School of Public Health and Community Medicine

Financial control of your health and wellbeing – from vaccine coercion to genetic testing of employees. A slippery slope?

image - Piggy Bank

Raina MacIntyre March 12th 2017

I am a strong advocate for immunization and have worked in this field doing research to improve protection of populations by vaccination, for over a quarter of a century. I have previously written about coercive measures to increase vaccination rates and outlined my arguments against this approach. For my sins I was shouted down by public commentators in an increasingly hostile environment for anyone who dares to question coercive public health measures. In summary my arguments against using coercion to force parents to vaccinate their children are:

  1. Coercion may breach an accepted principle of informed consent for medical procedures, of which vaccination is one. The 10th Edition of the Australian Immunisation Handbook states that for it to be legally valid, consent to vaccination “must be given voluntarily in the absence of undue pressure, coercion or manipulation.”  For parents who depend on childcare payments or childcare places, this may introduce undue coercion.
  2. No vaccine is 100% safe or 100% effective – sometimes we get it wrong,  as in the case of Rotashield, and if that happens, coercion can totally undermine a public vaccination program.  Especially in a country like Australia wich does not have no-fault vaccine compensation as exists in the United States. An example of this in public health is a UK minister making his child eat a hamburger on national TV to convince the public that British beef was safe, when in fact there was a major problem with Mad Cow disease.  This dogmatic approach further eroded public trust in government when the Mad Cow epidemic became clear.
  3. Other countries such as Canada achieve high rates of vaccination without legislated coercion
  4. Australia is the only country in the word which imposes financial penalties to tax paying parents for refusing vaccination.  There is an equity issue about this for parents as taxpayers.
  5. There is a risk of driving vaccine-hesitant parents to become objectors, and giving fuel to the anti-vaccination lobby.

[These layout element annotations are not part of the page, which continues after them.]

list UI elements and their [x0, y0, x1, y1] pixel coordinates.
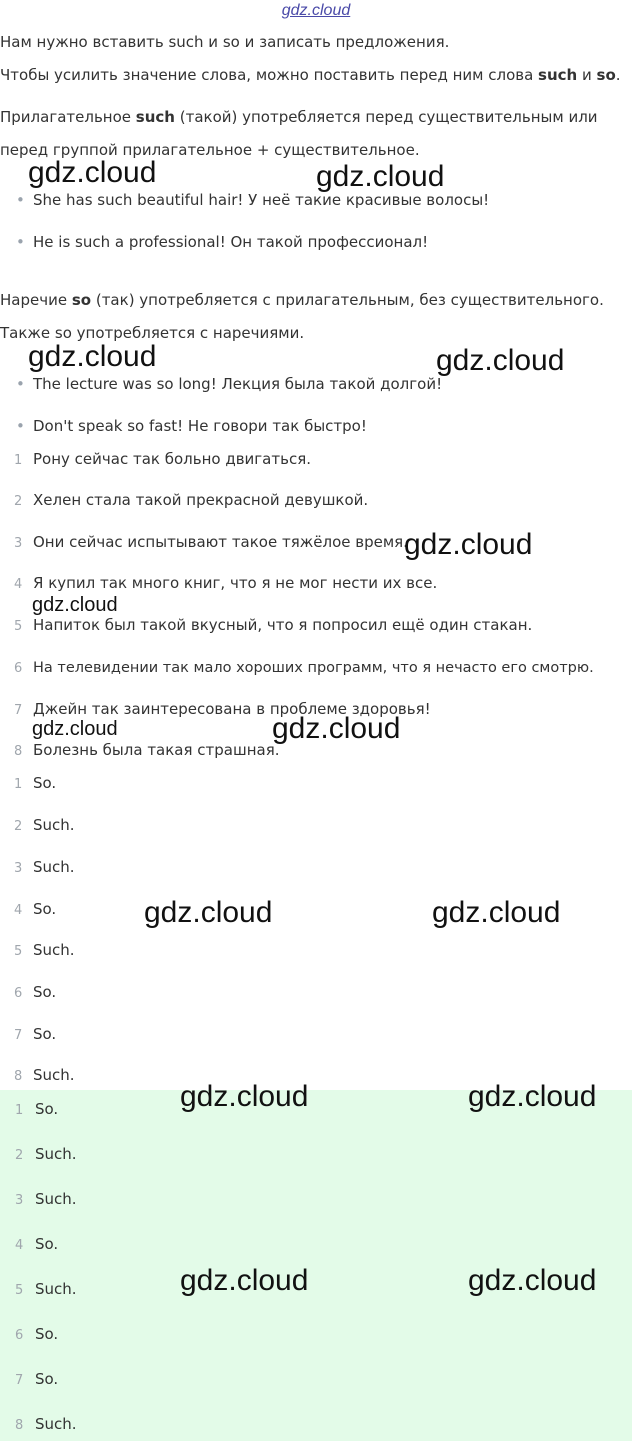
answer-item: 2 Such.: [14, 816, 75, 834]
site-logo: gdz.cloud: [281, 2, 351, 19]
final-answer-item: 6 So.: [15, 1325, 59, 1343]
intro-line-6: Также so употребляется с наречиями.: [0, 324, 305, 342]
example-bullet: • He is such a professional! Он такой профессионал!: [16, 233, 429, 251]
sentence-item: 4 Я купил так много книг, что я не мог нести их все.: [14, 574, 438, 592]
intro-line-3: Прилагательное such (такой) употребляется перед существительным или: [0, 108, 598, 126]
sentence-item: 3 Они сейчас испытывают такое тяжёлое время.: [14, 533, 408, 551]
final-answer-item: 3 Such.: [15, 1190, 77, 1208]
watermark: gdz.cloud: [436, 344, 565, 377]
example-bullet: • She has such beautiful hair! У неё такие красивые волосы!: [16, 191, 490, 209]
final-answer-item: 2 Such.: [15, 1145, 77, 1163]
sentence-item: 6 На телевидении так мало хороших программ, что я нечасто его смотрю.: [14, 660, 594, 676]
final-answer-item: 4 So.: [15, 1235, 59, 1253]
watermark: gdz.cloud: [28, 340, 157, 373]
sentence-item: 2 Хелен стала такой прекрасной девушкой.: [14, 491, 369, 509]
watermark: gdz.cloud: [144, 896, 273, 929]
answer-item: 7 So.: [14, 1025, 57, 1043]
final-answer-item: 8 Such.: [15, 1415, 77, 1433]
final-answer-item: 7 So.: [15, 1370, 59, 1388]
answer-item: 4 So.: [14, 900, 57, 918]
watermark: gdz.cloud: [28, 156, 157, 189]
watermark: gdz.cloud: [404, 528, 533, 561]
sentence-item: 5 Напиток был такой вкусный, что я попросил ещё один стакан.: [14, 616, 533, 634]
final-answer-item: 1 So.: [15, 1100, 59, 1118]
sentence-item: 7 Джейн так заинтересована в проблеме здоровья!: [14, 700, 431, 718]
example-bullet: • The lecture was so long! Лекция была такой долгой!: [16, 375, 443, 393]
example-bullet: • Don't speak so fast! Не говори так быстро!: [16, 417, 367, 435]
answer-item: 3 Such.: [14, 858, 75, 876]
answer-item: 8 Such.: [14, 1066, 75, 1084]
watermark: gdz.cloud: [468, 1080, 597, 1113]
sentence-item: 8 Болезнь была такая страшная.: [14, 741, 280, 759]
intro-line-1: Нам нужно вставить such и so и записать предложения.: [0, 33, 450, 51]
watermark: gdz.cloud: [180, 1080, 309, 1113]
intro-line-2: Чтобы усилить значение слова, можно поставить перед ним слова such и so.: [0, 66, 621, 84]
watermark: gdz.cloud: [180, 1264, 309, 1297]
answer-item: 1 So.: [14, 774, 57, 792]
answer-item: 6 So.: [14, 983, 57, 1001]
watermark: gdz.cloud: [432, 896, 561, 929]
watermark: gdz.cloud: [32, 594, 118, 616]
watermark: gdz.cloud: [468, 1264, 597, 1297]
watermark: gdz.cloud: [316, 160, 445, 193]
sentence-item: 1 Рону сейчас так больно двигаться.: [14, 450, 311, 468]
watermark: gdz.cloud: [272, 712, 401, 745]
final-answer-item: 5 Such.: [15, 1280, 77, 1298]
intro-line-4: перед группой прилагательное + существительное.: [0, 141, 420, 159]
watermark: gdz.cloud: [32, 718, 118, 740]
intro-line-5: Наречие so (так) употребляется с прилагательным, без существительного.: [0, 291, 604, 309]
answer-item: 5 Such.: [14, 941, 75, 959]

Now “No Jab, No Play is  on the agenda - to ban children from childcare centres if they are unvaccinated. Until now, such children would need to be excluded from childcare in the event of an outbreak of a disease for which they are unvaccinated, which is a reasonable public health policy. Forcing children out of childcare altogether if they are unvaccinated further increases the coercive element, with virtually no objection from any of the expert groups, and enthusiastic support from others. It has been shown in many other countries that high vaccination rates can be achieved without such a risky coercive approach.  Increasing the hurdles for parents to make a choice to refuse vaccination is a better approach than coercion. There are a range of other strategies which are known to work, and which raise vaccination rates.

Meanwhile in the United States, Congress is pushing legislation to force genetic testing of employees as a condition of subsidized health insurance.  In this case, there is a financial benefit to employers, who can save money by charging people with genetically identifiable health problems more for their health insurance. While these two examples are different, they both utilise elements of financial control over human health and wellbeing in a way that makes me wonder where it could lead.


These are my personal views.

Raina MacIntyre won the Public Health Association of Australia National Immunisation Achievement Award in 2014, and has worked for >25 years in vaccines and infectious diseases. She was also involved in evaluating the impact of parental financial incentives for vaccination when they were first introduced.

Conflicts of interest: Raina MacIntyre's salary and position are through UNSW, and are not controlled by government directly, thus she is able to comment independently. She has been on various Australian Technical Advisory Group working parties on immunisation, and on WHO SAGE VZV working group.  She has received pharma industry support for investigator driven research on vaccines and has sat on vaccine advisory boards for GSK, Merck and Pfizer. She does not have shares in any drug company. However, views below would not tend to benefit the vaccine industry, as she does not agree with punitive measures that force parents to vaccinate.